Carr made a passing reference to Om Malik as one of the venture capitalists “who both publish and trade on information.”

“I didn't know that our corporate side shared an interest in a venture fund with Om Malik and had I known, I would have pointed that out,” Carr told me by email. “That fact would not have changed my opinion that naming a venture fund after a news site that covers new ventures was ill-advised.”

At GigaOM, every mention merits disclosure

A key difference between the arrangement Arrington wanted and the one at GigaOM is that Malik doesn't cover companies that True Ventures has invested in. Nor do his writers, if they can avoid it, according to Nicole Solis, GigaOM's managing editor

If it's necessary to cover or mention one of those companies, “we disclose GigaOM's relationship with True and Om's relationship with True,” she told me by email.

“Our policy is that any mention gets a disclosure,” she continued. “For example, if we talk about Blogger and mention that WordPress is a competitor, our policy is that we disclose True's relationship with WordPress.”

That should sound familiar to the Times. In 2008, it published a story about bloggers who had been shut out from their blogs on Blogger, which is owned by Google, after they had criticized then-presidential candidate Barack Obama.

The post began, “Did Google use its network of online services to silence critics of Barack Obama?” The Times story said that some of the bloggers had switched to WordPress, which it simply described as a “rival blogging service.” No mention is made of the Times Co.'s investment in Automattic five months earlier.

This year, when examining how blogs were suffering as young people gravitate to Twitter, the Times noted that Blogger had seen a drop in U.S. unique visitors from the year before. The story said that WordPress and Tumblr seemed to have avoided a similar drop, perhaps because, according to the Automattic CEO, WordPress is aimed at what the reporter called “serious bloggers, not the younger novices who are defecting to social networking.” The story noted that Google owns Blogger, but didn’t mention the Times Co.’s piece of Automattic.
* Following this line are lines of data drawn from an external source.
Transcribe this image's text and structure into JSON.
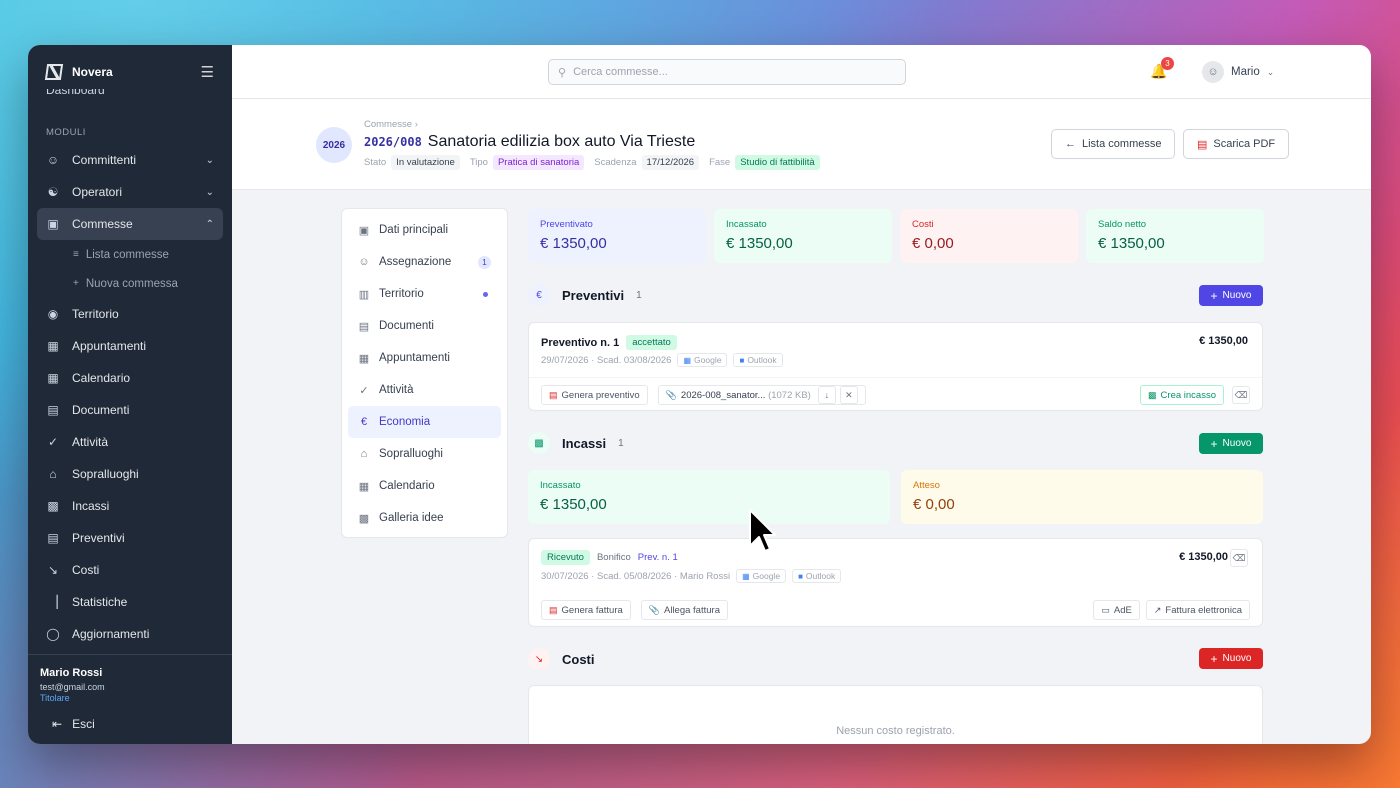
{
  "app": {
    "name": "Novera",
    "dashboard_cut": "Dashboard"
  },
  "sidebar": {
    "section": "MODULI",
    "items": [
      {
        "label": "Committenti",
        "icon": "users-icon"
      },
      {
        "label": "Operatori",
        "icon": "operator-icon"
      },
      {
        "label": "Commesse",
        "icon": "folder-icon"
      },
      {
        "label": "Territorio",
        "icon": "map-pin-icon"
      },
      {
        "label": "Appuntamenti",
        "icon": "calendar-icon"
      },
      {
        "label": "Calendario",
        "icon": "calendar-icon"
      },
      {
        "label": "Documenti",
        "icon": "document-icon"
      },
      {
        "label": "Attività",
        "icon": "check-circle-icon"
      },
      {
        "label": "Sopralluoghi",
        "icon": "home-icon"
      },
      {
        "label": "Incassi",
        "icon": "cash-icon"
      },
      {
        "label": "Preventivi",
        "icon": "file-icon"
      },
      {
        "label": "Costi",
        "icon": "trend-down-icon"
      },
      {
        "label": "Statistiche",
        "icon": "bar-chart-icon"
      },
      {
        "label": "Aggiornamenti",
        "icon": "chat-icon"
      }
    ],
    "sub_items": [
      "Lista commesse",
      "Nuova commessa"
    ],
    "user": {
      "name": "Mario Rossi",
      "email": "test@gmail.com",
      "role": "Titolare"
    },
    "logout": "Esci"
  },
  "topbar": {
    "search_placeholder": "Cerca commesse...",
    "notifications": "3",
    "user": "Mario"
  },
  "header": {
    "year": "2026",
    "breadcrumb": "Commesse",
    "code": "2026/008",
    "title": "Sanatoria edilizia box auto Via Trieste",
    "meta": {
      "stato_label": "Stato",
      "stato": "In valutazione",
      "tipo_label": "Tipo",
      "tipo": "Pratica di sanatoria",
      "scadenza_label": "Scadenza",
      "scadenza": "17/12/2026",
      "fase_label": "Fase",
      "fase": "Studio di fattibilità"
    },
    "btn_list": "Lista commesse",
    "btn_pdf": "Scarica PDF"
  },
  "subnav": {
    "items": [
      {
        "label": "Dati principali"
      },
      {
        "label": "Assegnazione",
        "badge": "1"
      },
      {
        "label": "Territorio"
      },
      {
        "label": "Documenti"
      },
      {
        "label": "Appuntamenti"
      },
      {
        "label": "Attività"
      },
      {
        "label": "Economia"
      },
      {
        "label": "Sopralluoghi"
      },
      {
        "label": "Calendario"
      },
      {
        "label": "Galleria idee"
      }
    ]
  },
  "stats": [
    {
      "label": "Preventivato",
      "value": "€ 1350,00"
    },
    {
      "label": "Incassato",
      "value": "€ 1350,00"
    },
    {
      "label": "Costi",
      "value": "€ 0,00"
    },
    {
      "label": "Saldo netto",
      "value": "€ 1350,00"
    }
  ],
  "preventivi": {
    "title": "Preventivi",
    "count": "1",
    "new_btn": "Nuovo",
    "card": {
      "title": "Preventivo n. 1",
      "status": "accettato",
      "amount": "€ 1350,00",
      "date": "29/07/2026",
      "due": "· Scad. 03/08/2026",
      "google": "Google",
      "outlook": "Outlook",
      "btn_generate": "Genera preventivo",
      "file": "2026-008_sanator...",
      "file_size": "(1072 KB)",
      "btn_incasso": "Crea incasso"
    }
  },
  "incassi": {
    "title": "Incassi",
    "count": "1",
    "new_btn": "Nuovo",
    "incassato_label": "Incassato",
    "incassato": "€ 1350,00",
    "atteso_label": "Atteso",
    "atteso": "€ 0,00",
    "card": {
      "status": "Ricevuto",
      "method": "Bonifico",
      "ref": "Prev. n. 1",
      "amount": "€ 1350,00",
      "date": "30/07/2026",
      "due": "· Scad. 05/08/2026",
      "person": "· Mario Rossi",
      "google": "Google",
      "outlook": "Outlook",
      "btn_invoice": "Genera fattura",
      "btn_attach": "Allega fattura",
      "btn_ade": "AdE",
      "btn_einvoice": "Fattura elettronica"
    }
  },
  "costi": {
    "title": "Costi",
    "new_btn": "Nuovo",
    "empty": "Nessun costo registrato."
  }
}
Such comparisons may well be fair. But a skeptical reader could wonder why the company in the Times Co.'s portfolio came off better than the one that Google owns. A skeptic like Carr, for instance, who noted a couple of instances in which companies were covered favorably in TechCrunch after Arrington had invested in the companies.

“We know these things because Mr. Arrington was mostly transparent about the conflicts,” Carr wrote. “But how many articles about equally interesting competitors did not get written? It is worth wondering.”
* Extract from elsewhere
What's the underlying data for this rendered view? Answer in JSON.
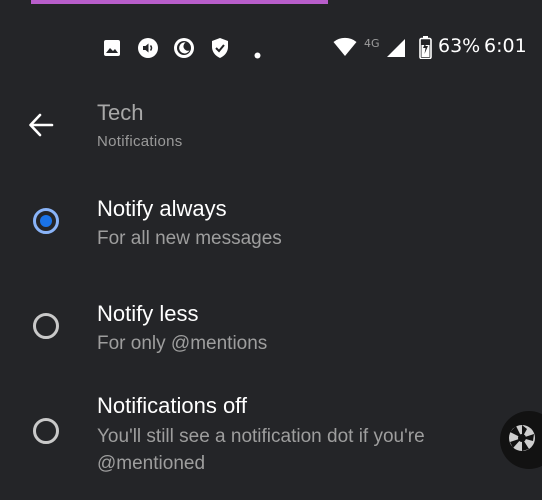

It is. I could go across the hall at Poynter to get a comment from a journalism ethicist on how to prevent skeptical readers from wondering what stories aren't written or drawing their own conclusions about why some companies seem to be mentioned frequently on TechCrunch or

But it turns out I can just refer to a Times story – the one in which Miller wrote about Malik becoming a venture capitalist while running his blog.

University of Missouri journalism professor Lee Wilkins said in that story that conflict of interest is a tough area because “it’s the only place in philosophy and ethics where we say that perception matters as much as what has actually occurred.”

Wilkins noted that just because Malik wouldn't write about True Ventures investments, his writers still would be aware of those investments. “The situation,” Miller concluded, “raises a deeper, much-debated issue: must bloggers abide by journalistic ethics?”

Indeed, that has been much-debated. Perhaps the debate should be about whether Times reporters face these same challenges in writing about companies whose checks come from the same pot as theirs.

I agree that holding cash in one hand and a pen in the other poses more of a challenge. But the basic challenge, the potential for conflict, and the shadow on one's credibility do not go away when the person with the pen is a journalist rather than a blogger.